Do as we say, not as we did

Former Argentine economy and finance ministers Roberto Lavagna and Guillermo Nielson tell Emerging Markets why Ecuador should not follow their example and default on its debt


Argentina’s former finance officials Guillermo Nielsen and Roberto Lavagna continue to defend the radical restructuring of Argentina’s $100 billion foreign debt – but only for Argentina and only at that critical historic moment. Both Nielsen, now a Buenos Aires-based consultant for several investors and investment funds, and Lavagna, the economy minister under whom he served, reiterated to Emerging Markets this month that Argentina’s debt restructuring is not and should not be a model for any other country to pursue. “I don’t see the need for the kind of responses that were necessary in Argentina,” says Lavagna. “We always said and I always said that Argentina´s debt restructuring was a specific response to a critical set of circumstances that I hope no other country faces or attempts to repeat.”

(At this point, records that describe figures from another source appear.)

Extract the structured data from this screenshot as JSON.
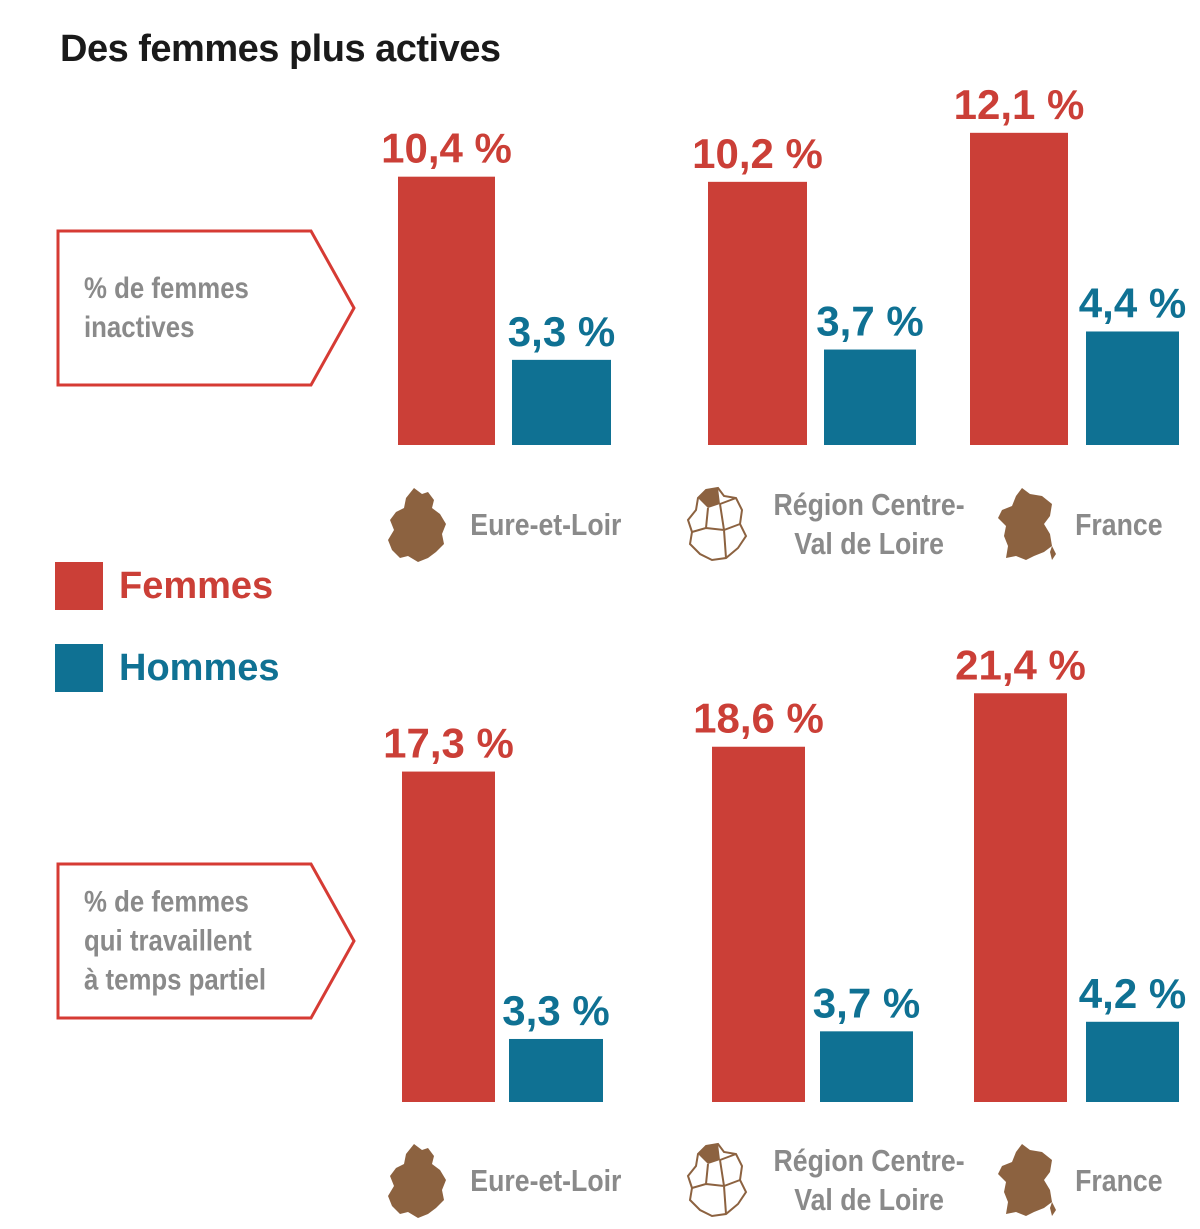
{
  "title": "Des femmes plus actives",
  "colors": {
    "femmes": "#cb3f37",
    "hommes": "#0f7193",
    "callout_border": "#d63b34",
    "label_gray": "#8a8a8a",
    "map_brown": "#8c6240"
  },
  "legend": {
    "femmes": "Femmes",
    "hommes": "Hommes"
  },
  "regions": [
    "Eure-et-Loir",
    "Région Centre-Val de Loire",
    "France"
  ],
  "region_labels": {
    "eure": "Eure-et-Loir",
    "centre_line1": "Région Centre-",
    "centre_line2": "Val de Loire",
    "france": "France"
  },
  "callouts": {
    "inactives": {
      "line1": "% de femmes",
      "line2": "inactives"
    },
    "partiel": {
      "line1": "% de femmes",
      "line2": "qui travaillent",
      "line3": "à temps partiel"
    }
  },
  "chart_data": [
    {
      "type": "bar",
      "title": "% de femmes inactives",
      "categories": [
        "Eure-et-Loir",
        "Région Centre-Val de Loire",
        "France"
      ],
      "series": [
        {
          "name": "Femmes",
          "values": [
            10.4,
            10.2,
            12.1
          ],
          "labels": [
            "10,4 %",
            "10,2 %",
            "12,1 %"
          ]
        },
        {
          "name": "Hommes",
          "values": [
            3.3,
            3.7,
            4.4
          ],
          "labels": [
            "3,3 %",
            "3,7 %",
            "4,4 %"
          ]
        }
      ]
    },
    {
      "type": "bar",
      "title": "% de femmes qui travaillent à temps partiel",
      "categories": [
        "Eure-et-Loir",
        "Région Centre-Val de Loire",
        "France"
      ],
      "series": [
        {
          "name": "Femmes",
          "values": [
            17.3,
            18.6,
            21.4
          ],
          "labels": [
            "17,3 %",
            "18,6 %",
            "21,4 %"
          ]
        },
        {
          "name": "Hommes",
          "values": [
            3.3,
            3.7,
            4.2
          ],
          "labels": [
            "3,3 %",
            "3,7 %",
            "4,2 %"
          ]
        }
      ]
    }
  ]
}
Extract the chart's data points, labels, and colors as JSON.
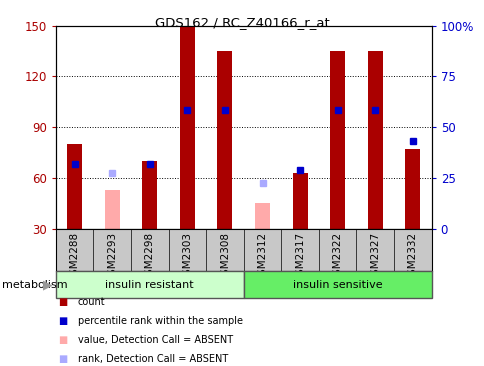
{
  "title": "GDS162 / RC_Z40166_r_at",
  "samples": [
    "GSM2288",
    "GSM2293",
    "GSM2298",
    "GSM2303",
    "GSM2308",
    "GSM2312",
    "GSM2317",
    "GSM2322",
    "GSM2327",
    "GSM2332"
  ],
  "bar_values": [
    80,
    null,
    70,
    150,
    135,
    null,
    63,
    135,
    135,
    77
  ],
  "bar_color": "#AA0000",
  "absent_bar_values": [
    null,
    53,
    null,
    null,
    null,
    45,
    null,
    null,
    null,
    null
  ],
  "absent_bar_color": "#FFAAAA",
  "rank_values": [
    68,
    null,
    68,
    100,
    100,
    null,
    65,
    100,
    100,
    82
  ],
  "rank_color": "#0000CC",
  "absent_rank_values": [
    null,
    63,
    null,
    null,
    null,
    57,
    null,
    null,
    null,
    null
  ],
  "absent_rank_color": "#AAAAFF",
  "left_ylim": [
    30,
    150
  ],
  "left_yticks": [
    30,
    60,
    90,
    120,
    150
  ],
  "right_ylim": [
    0,
    100
  ],
  "right_yticks": [
    0,
    25,
    50,
    75,
    100
  ],
  "right_yticklabels": [
    "0",
    "25",
    "50",
    "75",
    "100%"
  ],
  "gridlines": [
    60,
    90,
    120
  ],
  "group1_label": "insulin resistant",
  "group2_label": "insulin sensitive",
  "group1_count": 5,
  "group2_count": 5,
  "group1_color": "#CCFFCC",
  "group2_color": "#66EE66",
  "metabolism_label": "metabolism",
  "legend_items": [
    {
      "label": "count",
      "color": "#AA0000"
    },
    {
      "label": "percentile rank within the sample",
      "color": "#0000CC"
    },
    {
      "label": "value, Detection Call = ABSENT",
      "color": "#FFAAAA"
    },
    {
      "label": "rank, Detection Call = ABSENT",
      "color": "#AAAAFF"
    }
  ],
  "bar_width": 0.4,
  "rank_marker_size": 5,
  "xtick_bg_color": "#C8C8C8"
}
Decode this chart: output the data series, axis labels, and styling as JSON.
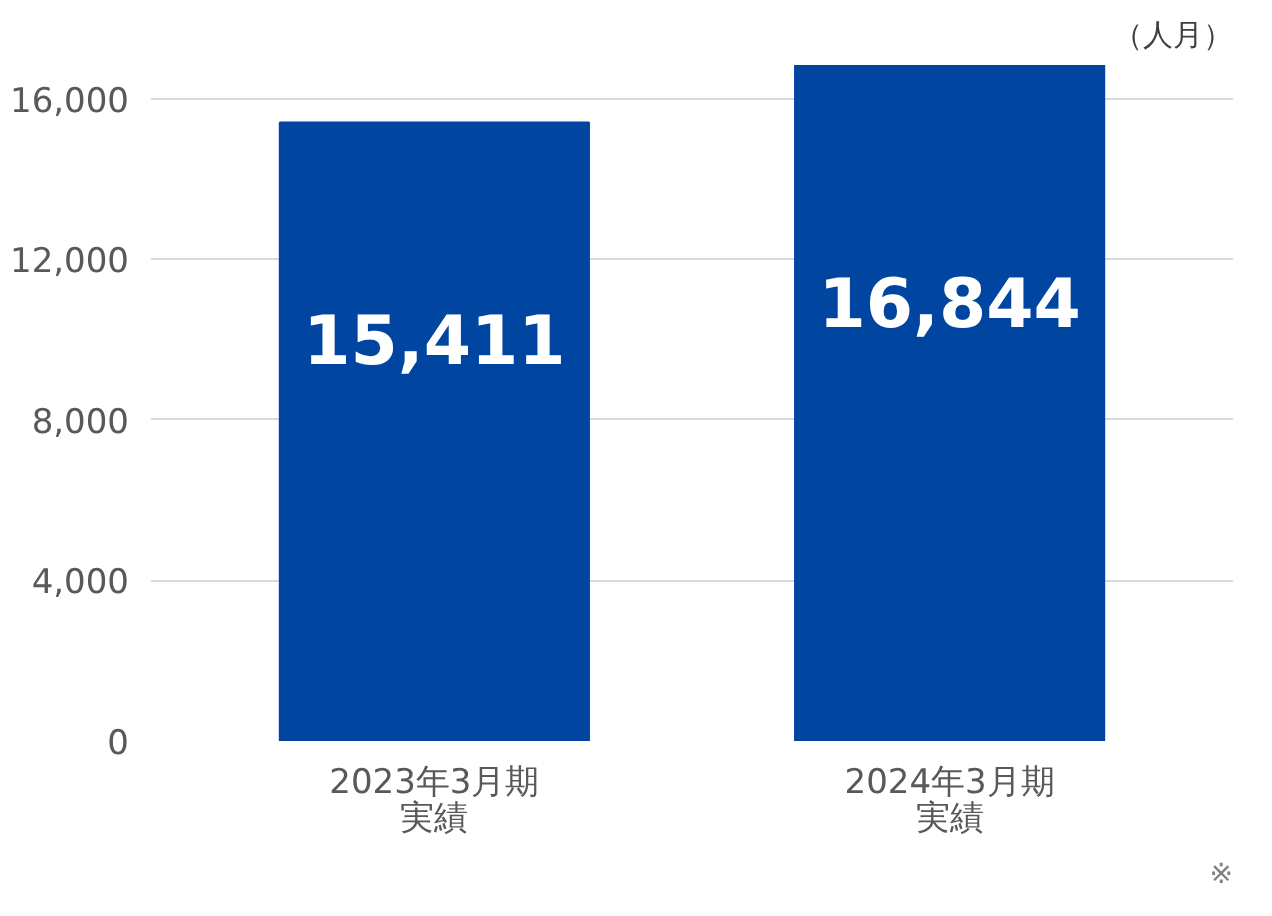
{
  "chart_data": {
    "type": "bar",
    "ylabel": "（人月）",
    "categories": [
      "2023年3月期実績",
      "2024年3月期実績"
    ],
    "series": [
      {
        "color": "#0046a0",
        "values": [
          15411,
          16844
        ],
        "value_labels": [
          "15,411",
          "16,844"
        ]
      }
    ],
    "yticks": [
      0,
      {
        "value": 4000,
        "label": "4,000"
      },
      {
        "value": 8000,
        "label": "8,000"
      },
      {
        "value": 12000,
        "label": "12,000"
      },
      {
        "value": 16000,
        "label": "16,000"
      }
    ],
    "ylim": [
      0,
      16844
    ],
    "grid": "y",
    "annotations": [
      "※"
    ]
  }
}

This was precisely the message Nielsen says he delivered to the Ecuadorian businessman/politician who contacted him first last December – but whose identity he holds in reserve. The ex-official points out that he was never contracted by the Ecuadorian government to advise it on its own strategy and that, once in touch with the Ecuadorians, he immediately advised Argentine government officials that its fellow Latin American country was seeking its views. Shortly thereafter, in mid-February, current Argentine economy minister Felisa Miceli dispatched Sergio Chodas, now in Nielsen’s former post, to meet with Ecuadorian officials in Quito where, according to insiders, he gave them the same advice that Nielsen anticipated: “Don’t do it.”

 

That Chodas concurred with Nielsen should come as no surprise: he was an integral part of the team that Lavagna formed and in which Nielsen was the most visible – and bond-holder vilified – member. Nielsen points out that Ecuador’s debt-to-GDP ratio, at less than 30%, is less than a third of the onerous rate carried by Argentina. In addition, he says that it has oil revenue potential that can be part of a valuable negotiation. Ecuador, Nielsen observes, has a far more difficult economic conundrum to face, one that Argentina confronted with disastrous consequences: a way out of its own system of US dollar convertibility. Moreover, he says that in considering Ecuador’s debt situation, he has come to the conclusion that the problem is really Venezuela’s. “As I understand it, in December Venezuela bought a substantial percentage of Ecuadorian paper and is using its influence and funding of CAF to find a solution.” A Bolivarian solution, of course.